The first answer is that this stuff was introduced and partially litigated four years ago. Just as old stories about Mitt Romney aren't getting much pick-up this time, and old "ha ha, what a sci-fi nerd" droppings from Gingrich's old books are only really amusing liberal blog readers, the newsletter story is just old enough to be... old. After Kirchick's piece came out, Julian Sanchez and I reported a story for Reason about how exactly this stuff appeared under Paul's name. It's too long to excerpt, but the gist was that Paul allowed some employees to engage in white populist grunt-speech that, it would later turn out, paleolibertarianism could thrive without. Paul said he had no idea who wrote the letters, which wasn't very credible, but my sense was that he really didn't harbor the sorts of thoughts that appeared in the letter.

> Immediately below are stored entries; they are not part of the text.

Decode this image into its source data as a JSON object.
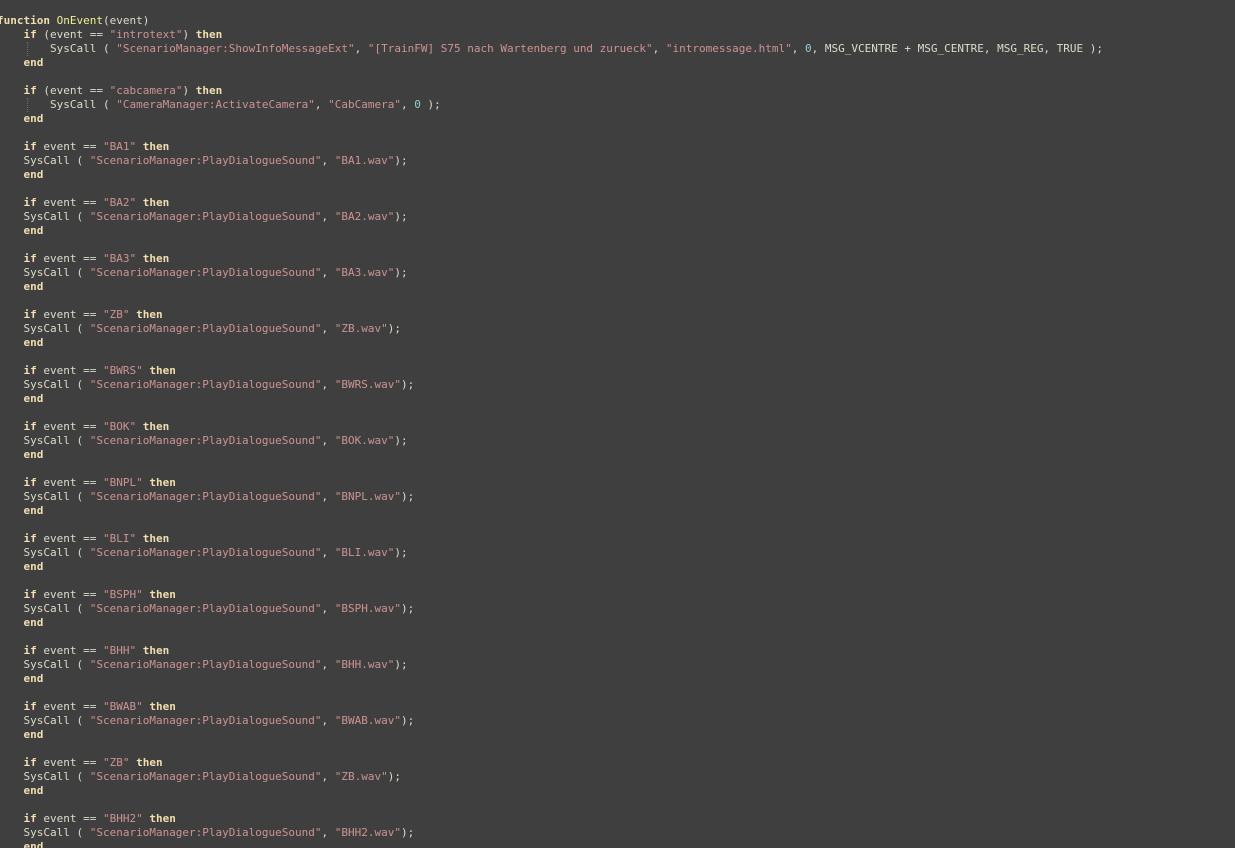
{
  "colors": {
    "background": "#3f3f3f",
    "text": "#dcdccc",
    "keyword": "#f0dfaf",
    "string": "#cc9393",
    "number": "#8cd0d3",
    "indent_guide": "#6a6a6a"
  },
  "code": {
    "lines": [
      [
        [
          "kw",
          "function"
        ],
        [
          "id",
          " "
        ],
        [
          "fn",
          "OnEvent"
        ],
        [
          "id",
          "(event)"
        ]
      ],
      [
        [
          "id",
          "    "
        ],
        [
          "kw",
          "if"
        ],
        [
          "id",
          " (event == "
        ],
        [
          "str",
          "\"introtext\""
        ],
        [
          "id",
          ") "
        ],
        [
          "kw",
          "then"
        ]
      ],
      [
        [
          "id",
          "        SysCall ( "
        ],
        [
          "str",
          "\"ScenarioManager:ShowInfoMessageExt\""
        ],
        [
          "id",
          ", "
        ],
        [
          "str",
          "\"[TrainFW] S75 nach Wartenberg und zurueck\""
        ],
        [
          "id",
          ", "
        ],
        [
          "str",
          "\"intromessage.html\""
        ],
        [
          "id",
          ", "
        ],
        [
          "num",
          "0"
        ],
        [
          "id",
          ", MSG_VCENTRE "
        ],
        [
          "op",
          "+"
        ],
        [
          "id",
          " MSG_CENTRE, MSG_REG, TRUE );"
        ]
      ],
      [
        [
          "id",
          "    "
        ],
        [
          "kw",
          "end"
        ]
      ],
      [
        [
          "id",
          ""
        ]
      ],
      [
        [
          "id",
          "    "
        ],
        [
          "kw",
          "if"
        ],
        [
          "id",
          " (event == "
        ],
        [
          "str",
          "\"cabcamera\""
        ],
        [
          "id",
          ") "
        ],
        [
          "kw",
          "then"
        ]
      ],
      [
        [
          "id",
          "        SysCall ( "
        ],
        [
          "str",
          "\"CameraManager:ActivateCamera\""
        ],
        [
          "id",
          ", "
        ],
        [
          "str",
          "\"CabCamera\""
        ],
        [
          "id",
          ", "
        ],
        [
          "num",
          "0"
        ],
        [
          "id",
          " );"
        ]
      ],
      [
        [
          "id",
          "    "
        ],
        [
          "kw",
          "end"
        ]
      ],
      [
        [
          "id",
          ""
        ]
      ],
      [
        [
          "id",
          "    "
        ],
        [
          "kw",
          "if"
        ],
        [
          "id",
          " event == "
        ],
        [
          "str",
          "\"BA1\""
        ],
        [
          "id",
          " "
        ],
        [
          "kw",
          "then"
        ]
      ],
      [
        [
          "id",
          "    SysCall ( "
        ],
        [
          "str",
          "\"ScenarioManager:PlayDialogueSound\""
        ],
        [
          "id",
          ", "
        ],
        [
          "str",
          "\"BA1.wav\""
        ],
        [
          "id",
          ");"
        ]
      ],
      [
        [
          "id",
          "    "
        ],
        [
          "kw",
          "end"
        ]
      ],
      [
        [
          "id",
          ""
        ]
      ],
      [
        [
          "id",
          "    "
        ],
        [
          "kw",
          "if"
        ],
        [
          "id",
          " event == "
        ],
        [
          "str",
          "\"BA2\""
        ],
        [
          "id",
          " "
        ],
        [
          "kw",
          "then"
        ]
      ],
      [
        [
          "id",
          "    SysCall ( "
        ],
        [
          "str",
          "\"ScenarioManager:PlayDialogueSound\""
        ],
        [
          "id",
          ", "
        ],
        [
          "str",
          "\"BA2.wav\""
        ],
        [
          "id",
          ");"
        ]
      ],
      [
        [
          "id",
          "    "
        ],
        [
          "kw",
          "end"
        ]
      ],
      [
        [
          "id",
          ""
        ]
      ],
      [
        [
          "id",
          "    "
        ],
        [
          "kw",
          "if"
        ],
        [
          "id",
          " event == "
        ],
        [
          "str",
          "\"BA3\""
        ],
        [
          "id",
          " "
        ],
        [
          "kw",
          "then"
        ]
      ],
      [
        [
          "id",
          "    SysCall ( "
        ],
        [
          "str",
          "\"ScenarioManager:PlayDialogueSound\""
        ],
        [
          "id",
          ", "
        ],
        [
          "str",
          "\"BA3.wav\""
        ],
        [
          "id",
          ");"
        ]
      ],
      [
        [
          "id",
          "    "
        ],
        [
          "kw",
          "end"
        ]
      ],
      [
        [
          "id",
          ""
        ]
      ],
      [
        [
          "id",
          "    "
        ],
        [
          "kw",
          "if"
        ],
        [
          "id",
          " event == "
        ],
        [
          "str",
          "\"ZB\""
        ],
        [
          "id",
          " "
        ],
        [
          "kw",
          "then"
        ]
      ],
      [
        [
          "id",
          "    SysCall ( "
        ],
        [
          "str",
          "\"ScenarioManager:PlayDialogueSound\""
        ],
        [
          "id",
          ", "
        ],
        [
          "str",
          "\"ZB.wav\""
        ],
        [
          "id",
          ");"
        ]
      ],
      [
        [
          "id",
          "    "
        ],
        [
          "kw",
          "end"
        ]
      ],
      [
        [
          "id",
          ""
        ]
      ],
      [
        [
          "id",
          "    "
        ],
        [
          "kw",
          "if"
        ],
        [
          "id",
          " event == "
        ],
        [
          "str",
          "\"BWRS\""
        ],
        [
          "id",
          " "
        ],
        [
          "kw",
          "then"
        ]
      ],
      [
        [
          "id",
          "    SysCall ( "
        ],
        [
          "str",
          "\"ScenarioManager:PlayDialogueSound\""
        ],
        [
          "id",
          ", "
        ],
        [
          "str",
          "\"BWRS.wav\""
        ],
        [
          "id",
          ");"
        ]
      ],
      [
        [
          "id",
          "    "
        ],
        [
          "kw",
          "end"
        ]
      ],
      [
        [
          "id",
          ""
        ]
      ],
      [
        [
          "id",
          "    "
        ],
        [
          "kw",
          "if"
        ],
        [
          "id",
          " event == "
        ],
        [
          "str",
          "\"BOK\""
        ],
        [
          "id",
          " "
        ],
        [
          "kw",
          "then"
        ]
      ],
      [
        [
          "id",
          "    SysCall ( "
        ],
        [
          "str",
          "\"ScenarioManager:PlayDialogueSound\""
        ],
        [
          "id",
          ", "
        ],
        [
          "str",
          "\"BOK.wav\""
        ],
        [
          "id",
          ");"
        ]
      ],
      [
        [
          "id",
          "    "
        ],
        [
          "kw",
          "end"
        ]
      ],
      [
        [
          "id",
          ""
        ]
      ],
      [
        [
          "id",
          "    "
        ],
        [
          "kw",
          "if"
        ],
        [
          "id",
          " event == "
        ],
        [
          "str",
          "\"BNPL\""
        ],
        [
          "id",
          " "
        ],
        [
          "kw",
          "then"
        ]
      ],
      [
        [
          "id",
          "    SysCall ( "
        ],
        [
          "str",
          "\"ScenarioManager:PlayDialogueSound\""
        ],
        [
          "id",
          ", "
        ],
        [
          "str",
          "\"BNPL.wav\""
        ],
        [
          "id",
          ");"
        ]
      ],
      [
        [
          "id",
          "    "
        ],
        [
          "kw",
          "end"
        ]
      ],
      [
        [
          "id",
          ""
        ]
      ],
      [
        [
          "id",
          "    "
        ],
        [
          "kw",
          "if"
        ],
        [
          "id",
          " event == "
        ],
        [
          "str",
          "\"BLI\""
        ],
        [
          "id",
          " "
        ],
        [
          "kw",
          "then"
        ]
      ],
      [
        [
          "id",
          "    SysCall ( "
        ],
        [
          "str",
          "\"ScenarioManager:PlayDialogueSound\""
        ],
        [
          "id",
          ", "
        ],
        [
          "str",
          "\"BLI.wav\""
        ],
        [
          "id",
          ");"
        ]
      ],
      [
        [
          "id",
          "    "
        ],
        [
          "kw",
          "end"
        ]
      ],
      [
        [
          "id",
          ""
        ]
      ],
      [
        [
          "id",
          "    "
        ],
        [
          "kw",
          "if"
        ],
        [
          "id",
          " event == "
        ],
        [
          "str",
          "\"BSPH\""
        ],
        [
          "id",
          " "
        ],
        [
          "kw",
          "then"
        ]
      ],
      [
        [
          "id",
          "    SysCall ( "
        ],
        [
          "str",
          "\"ScenarioManager:PlayDialogueSound\""
        ],
        [
          "id",
          ", "
        ],
        [
          "str",
          "\"BSPH.wav\""
        ],
        [
          "id",
          ");"
        ]
      ],
      [
        [
          "id",
          "    "
        ],
        [
          "kw",
          "end"
        ]
      ],
      [
        [
          "id",
          ""
        ]
      ],
      [
        [
          "id",
          "    "
        ],
        [
          "kw",
          "if"
        ],
        [
          "id",
          " event == "
        ],
        [
          "str",
          "\"BHH\""
        ],
        [
          "id",
          " "
        ],
        [
          "kw",
          "then"
        ]
      ],
      [
        [
          "id",
          "    SysCall ( "
        ],
        [
          "str",
          "\"ScenarioManager:PlayDialogueSound\""
        ],
        [
          "id",
          ", "
        ],
        [
          "str",
          "\"BHH.wav\""
        ],
        [
          "id",
          ");"
        ]
      ],
      [
        [
          "id",
          "    "
        ],
        [
          "kw",
          "end"
        ]
      ],
      [
        [
          "id",
          ""
        ]
      ],
      [
        [
          "id",
          "    "
        ],
        [
          "kw",
          "if"
        ],
        [
          "id",
          " event == "
        ],
        [
          "str",
          "\"BWAB\""
        ],
        [
          "id",
          " "
        ],
        [
          "kw",
          "then"
        ]
      ],
      [
        [
          "id",
          "    SysCall ( "
        ],
        [
          "str",
          "\"ScenarioManager:PlayDialogueSound\""
        ],
        [
          "id",
          ", "
        ],
        [
          "str",
          "\"BWAB.wav\""
        ],
        [
          "id",
          ");"
        ]
      ],
      [
        [
          "id",
          "    "
        ],
        [
          "kw",
          "end"
        ]
      ],
      [
        [
          "id",
          ""
        ]
      ],
      [
        [
          "id",
          "    "
        ],
        [
          "kw",
          "if"
        ],
        [
          "id",
          " event == "
        ],
        [
          "str",
          "\"ZB\""
        ],
        [
          "id",
          " "
        ],
        [
          "kw",
          "then"
        ]
      ],
      [
        [
          "id",
          "    SysCall ( "
        ],
        [
          "str",
          "\"ScenarioManager:PlayDialogueSound\""
        ],
        [
          "id",
          ", "
        ],
        [
          "str",
          "\"ZB.wav\""
        ],
        [
          "id",
          ");"
        ]
      ],
      [
        [
          "id",
          "    "
        ],
        [
          "kw",
          "end"
        ]
      ],
      [
        [
          "id",
          ""
        ]
      ],
      [
        [
          "id",
          "    "
        ],
        [
          "kw",
          "if"
        ],
        [
          "id",
          " event == "
        ],
        [
          "str",
          "\"BHH2\""
        ],
        [
          "id",
          " "
        ],
        [
          "kw",
          "then"
        ]
      ],
      [
        [
          "id",
          "    SysCall ( "
        ],
        [
          "str",
          "\"ScenarioManager:PlayDialogueSound\""
        ],
        [
          "id",
          ", "
        ],
        [
          "str",
          "\"BHH2.wav\""
        ],
        [
          "id",
          ");"
        ]
      ],
      [
        [
          "id",
          "    "
        ],
        [
          "kw",
          "end"
        ]
      ]
    ]
  }
}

The other answer sets up the second question. Unless an opponent tries to tar Paul by saying he endorsed racism, Republican voters probably won't hear about it. And will someobody attack him? Ah, here's where the problems with the Paul moment come in. Paul's very strong in Iowa and strong in New Hampshire. But after those states vote, the race moves to South Carolina and Florida. The first state has always been one of Paul's weakest. The second state is simply too large for Paul's fans to overwhelm the vote like they can in Iowa caucuses or in the relatively small New Hampshire primary. They're mostly closed primaries, with no ways for liberal anti-war Democrats to boost Paul. So Republicans don't think Paul will grow beyond his new, fairly large subsection of the GOP. Paul only becomes a problem to them if the race continues to the caucus states that he performed very well in last time, where he's had extra time and money to organize.